Another important sign is the transition from industry to services.

Service consumption has become a new growth point in the Chinese economy. The growth of residents’ service consumption outpaces that of goods consumption, with the former accounting for almost 50 percent of overall consumption in 2018.

Accepted wisdom says that demand matters for the short-term, supply matters for the long-term. While short-term macro control may reduce economic amplitude to cope with mid- and long-term downward economic pressures and help break the bottleneck of imbalances in development, the priority should be to accelerate supply-side reforms and promote the transfer of old to new dynamism.

Raising productivity factors sand the efficiency of resource distribution are the key to quality development. In fact, there is a historical necessity for the Chinese economy to turn to quality development.

On one hand, against the backdrop of long-term changes in the demographic structure’s weakening the country’s advantages in labor costs, it is imperative to raise productivity.

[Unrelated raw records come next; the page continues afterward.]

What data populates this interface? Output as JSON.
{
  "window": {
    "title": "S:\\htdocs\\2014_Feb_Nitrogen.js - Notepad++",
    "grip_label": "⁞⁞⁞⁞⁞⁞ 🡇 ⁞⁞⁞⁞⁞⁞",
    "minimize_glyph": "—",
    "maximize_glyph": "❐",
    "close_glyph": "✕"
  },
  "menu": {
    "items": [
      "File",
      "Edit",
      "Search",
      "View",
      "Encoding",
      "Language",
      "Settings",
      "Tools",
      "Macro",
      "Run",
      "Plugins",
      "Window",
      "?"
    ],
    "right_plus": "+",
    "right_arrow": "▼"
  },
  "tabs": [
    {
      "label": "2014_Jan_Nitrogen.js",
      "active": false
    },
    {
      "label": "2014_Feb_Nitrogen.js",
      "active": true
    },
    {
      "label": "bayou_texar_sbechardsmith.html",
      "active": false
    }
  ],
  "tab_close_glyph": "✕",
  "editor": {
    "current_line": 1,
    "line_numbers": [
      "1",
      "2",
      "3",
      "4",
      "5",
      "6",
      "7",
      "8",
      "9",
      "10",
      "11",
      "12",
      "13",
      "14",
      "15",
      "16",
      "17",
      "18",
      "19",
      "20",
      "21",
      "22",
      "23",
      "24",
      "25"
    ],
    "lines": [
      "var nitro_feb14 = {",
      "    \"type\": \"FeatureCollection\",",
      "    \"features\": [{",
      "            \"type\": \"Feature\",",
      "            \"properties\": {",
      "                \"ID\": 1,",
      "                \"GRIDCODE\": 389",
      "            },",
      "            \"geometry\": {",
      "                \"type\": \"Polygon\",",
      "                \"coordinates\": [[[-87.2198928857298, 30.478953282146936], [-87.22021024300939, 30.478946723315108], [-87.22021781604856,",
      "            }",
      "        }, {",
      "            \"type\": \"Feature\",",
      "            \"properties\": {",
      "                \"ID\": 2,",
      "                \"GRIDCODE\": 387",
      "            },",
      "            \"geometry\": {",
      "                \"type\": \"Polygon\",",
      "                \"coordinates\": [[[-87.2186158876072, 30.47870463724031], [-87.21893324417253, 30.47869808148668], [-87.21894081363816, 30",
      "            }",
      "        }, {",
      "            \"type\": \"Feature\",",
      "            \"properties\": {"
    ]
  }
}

On the other hand, high growth is unsustainable. Take exports as an example: Chinese exports now stand at $2.5 trillion a year, hovering around 13 percent in global exports.

Manufacturing has also surpassed 25 percent of the global total, entering a relatively stable state, all of which means that China will bid farewell to the stage of high growth, and enter a phase that pursues quality trade growth.

At present, Chinese total factor productivity remains only 43 percent of the U.S. level. From such perspectives as total capital stock and per capita capital stock, China lags far behind advanced countries. There is lots of room for capital accumulation, and the country still needs to increase capital stock via investment.

In the past, some macro policies focused too much on “hard investment” (in infrastructure), and neglected “soft investment” (in technological innovation and research and development). But the country has continuously increased its support for soft investment and innovation over the past two years. In 2018, Chinese spending on R&D reached 1,966 billion yuan, or 2.18 percent of its GDP.

Trade frictions have had far-reaching influence on the Chinese economy. The country still has a very long way to go on a path of quality development. In the process of structural optimizing and upgrading, it will have to both foster a number of globally competitive companies to further expand opening-up.

The fourth Plenary Session of the 19th National Congress of the Communist Party of China proposed to build a new “higher level” open economic system. In the future, China will emphasize the fundamental position of competition policies, introduce foreign capital in competitive fields, attract more investors from around the world and promote quality economic development with a higher level of openness.